Coronaviren wurden erstmalig Mitte der 1960er Jahre identifiziert. Sie können entweder Menschen oder Tiere infizieren.  In der Vergangenheit war das bei den Ausbrüchen von SARS-CoV (Severe Acute Respiratory Syndrome) und MERS-CoV (Middle East Respiratory Syndrome) der Fall und ist auch bei dem neuartigen Coronavirus (SARS-CoV-2) so.

Seit dem 11. Februar 2020 trägt das neuartige Coronavirus, das vorläufig mit 2019nCoV bezeichnet wurde, einen neuen Namen: SARS-CoV-2. Das Akronym SARS steht hierbei für “Schweres Akutes Atemwegssyndrom”. Die Erkrankung, welche durch SARS-CoV-2 ausgelöst wird, wird mit Covid-19 bezeichnet (Corona Virus Disease 2019).

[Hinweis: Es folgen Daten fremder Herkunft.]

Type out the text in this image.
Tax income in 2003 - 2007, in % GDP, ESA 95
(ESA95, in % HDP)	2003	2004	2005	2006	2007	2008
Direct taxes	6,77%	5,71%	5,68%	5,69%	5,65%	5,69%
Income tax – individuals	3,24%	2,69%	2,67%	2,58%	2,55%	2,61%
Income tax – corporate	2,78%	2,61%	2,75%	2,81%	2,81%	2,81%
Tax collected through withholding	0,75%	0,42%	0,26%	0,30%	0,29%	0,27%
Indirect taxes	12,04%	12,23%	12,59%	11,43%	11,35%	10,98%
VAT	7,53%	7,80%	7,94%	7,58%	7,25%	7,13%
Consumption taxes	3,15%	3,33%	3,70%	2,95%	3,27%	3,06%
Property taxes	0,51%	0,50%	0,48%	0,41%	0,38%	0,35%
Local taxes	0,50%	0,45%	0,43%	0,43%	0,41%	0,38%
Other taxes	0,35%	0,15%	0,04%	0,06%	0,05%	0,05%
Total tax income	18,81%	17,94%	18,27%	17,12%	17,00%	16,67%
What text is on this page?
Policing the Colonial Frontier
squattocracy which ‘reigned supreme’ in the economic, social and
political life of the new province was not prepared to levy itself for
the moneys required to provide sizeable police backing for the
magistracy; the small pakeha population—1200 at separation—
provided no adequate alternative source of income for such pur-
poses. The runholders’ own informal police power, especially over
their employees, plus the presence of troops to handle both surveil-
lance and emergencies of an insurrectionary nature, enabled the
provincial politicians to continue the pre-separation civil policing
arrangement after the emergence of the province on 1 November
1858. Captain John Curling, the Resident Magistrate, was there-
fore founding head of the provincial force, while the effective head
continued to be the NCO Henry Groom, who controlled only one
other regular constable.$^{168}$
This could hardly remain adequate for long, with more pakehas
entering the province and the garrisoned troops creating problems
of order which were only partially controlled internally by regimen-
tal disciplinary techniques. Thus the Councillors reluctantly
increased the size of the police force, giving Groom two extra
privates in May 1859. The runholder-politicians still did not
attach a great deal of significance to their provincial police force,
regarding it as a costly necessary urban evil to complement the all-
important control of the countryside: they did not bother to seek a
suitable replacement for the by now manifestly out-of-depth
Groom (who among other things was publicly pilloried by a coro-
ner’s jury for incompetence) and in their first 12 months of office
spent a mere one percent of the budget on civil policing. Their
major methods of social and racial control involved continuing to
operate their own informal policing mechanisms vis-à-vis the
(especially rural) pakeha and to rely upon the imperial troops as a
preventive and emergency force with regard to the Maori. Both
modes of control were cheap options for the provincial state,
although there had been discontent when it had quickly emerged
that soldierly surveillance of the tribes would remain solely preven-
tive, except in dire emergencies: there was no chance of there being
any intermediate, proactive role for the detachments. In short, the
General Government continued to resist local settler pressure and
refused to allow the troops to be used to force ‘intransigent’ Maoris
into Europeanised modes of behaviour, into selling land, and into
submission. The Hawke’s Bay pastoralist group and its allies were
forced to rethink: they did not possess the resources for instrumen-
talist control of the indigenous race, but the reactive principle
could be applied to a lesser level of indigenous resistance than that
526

Infektionsgefahr am Arbeitsplatz:

Berufliche Tätigkeiten mit dem höchsten Infektionsrisiko gegenüber SARS-CoV-2 stellen solche dar, die mit einem unmittelbaren Kontakt zu infizierten Personen einhergehen.

  • Arzt- oder Zahnarztpraxis, im
  • Krankenhaus oder beim
  • Transport von infizierten Patienten
  • Tätigkeiten im Bereich des Sozialwesens, wo z. T. Tätigkeiten durchgeführt werden bei denen der unmittelbare Kontakt mit möglicherweise Infizierten nicht ausgeschlossen werden kann.
  • Laboratorien, in denen Verdachtsproben auf Erreger untersucht werden.

Aus Sicht des Arbeitsschutzes sind für diese Tätigkeiten die Biostoffverordnung, deren nachgeordnetem Technischen Regelwerk sowie die Handlungsanleitungen der Unfallversicherungsträger zu berücksichtigen.